Поэтому расставаясь с welfare state как одной из несовершенных форм общего блага, всем нам (и тем, кто ещё надеется на восстановление прогрессивной роли государства, отстаивающего интересы большинства, и тем, кто считает, что это невозможно в принципе, приводя в качестве очередного примера неолиберальный провал европейской социал-демократии) ещё придется думать о новом проекте всеобщего, о новой универсалистской модели, уже не основанной ни на общности индустриальных производственных практик, ни на пассивно разделямых «европейских ценностях» толерантности и мультикультурализма.

История продолжается, именно поэтому лично мне упомянутая постисторическая утопия кажется настолько необходимой. Истории не будет конца, пока в ней разворачиваются, взаимодействуя, сталкиваясь, ища снятия или компромисса два родовых свойства человека, возникшие на заре его истории, на этапе выделения из животного мира: воля к самоопределению с одной стороны и воля к преодолению отчуждения через солидарность, взаимопомощь, коллективное социальное творчество с другой. Эти импульсы определяют и развитие каждой отдельной традиции: борьба человека и сообщества за самоопределение порождает прогрессивную, освободительную – универсальную и «всеобщую», развернутую вовне сторону культуры и наоборот, борьба тех или иных групп или фигур за присвоение, укрепление и сохранение власти порождает замкнутую локальную форму, выражающуюся в церемонии и ритуале. Поэтому тот факт, что сложное и многозначное содержание любой духовной культуры может оборачиваться в определенных исторических ситуациях и конкретных сообществах, скажем, угнетением женщин или меньшинств (кстати, гомофобия была импортирована колонизаторами многим не знавшим ее народам как одна из тогдашних «европейских ценностей»), разумеется, не должен смущать нас и загонять в мультикультуралистскую ловушку из страха ущемить чью-либо культурную идентичность.
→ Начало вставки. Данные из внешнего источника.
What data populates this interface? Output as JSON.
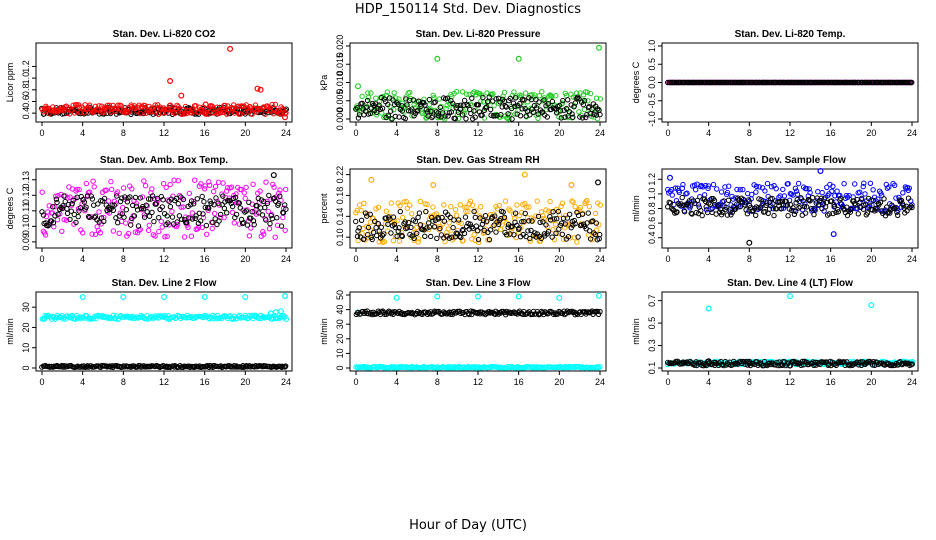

Такая абсолютизация культурных различий – безусловно негативное наследие мультикультурализма: если любые различия нужно принимать и терпеть, то в тот момент, когда некоторые из них различия становятся нестерпимы, культурные несовпадения без проблем превращаются в «противостояние цивилизаций» и т.п.

Вряд ли может помочь и расхожее противопоставление «либеральной» толерантности и «левой» солидарности как взаимоисключающих позиций. Ведь солидарность как базовая эгалитарная ценность с одной стороны, терпимость к различиям с другой, и самоопределение сообщества, к которому человек себя причисляет, с третьей, безусловно, находятся в неразрывной, динамической связи. Претендуя на универалистское видение, считая, что борьба против экономического отчуждения касается всех и каждого, мы никуда не уйдем от необходимости осознавать себя в терминах своего сообщества, прослойки, культуры. Настаивая на солидарности как базовой эгалитарной ценности, мы не избежим необходимости терпеть, уважать, признавать различия. Память сообществ об угнетении, унижениях, репрессиях – та память, которую научились сохранять и пестовать на послевоенном и постколониальном Западе, нужна не для абсолютизации различий и не для превращения их в фактор бизнеса, а для освобождения от них, для – кажущегося сегодня еще более тяжелым, чем 40 лет назад – прорыва в общее будущее.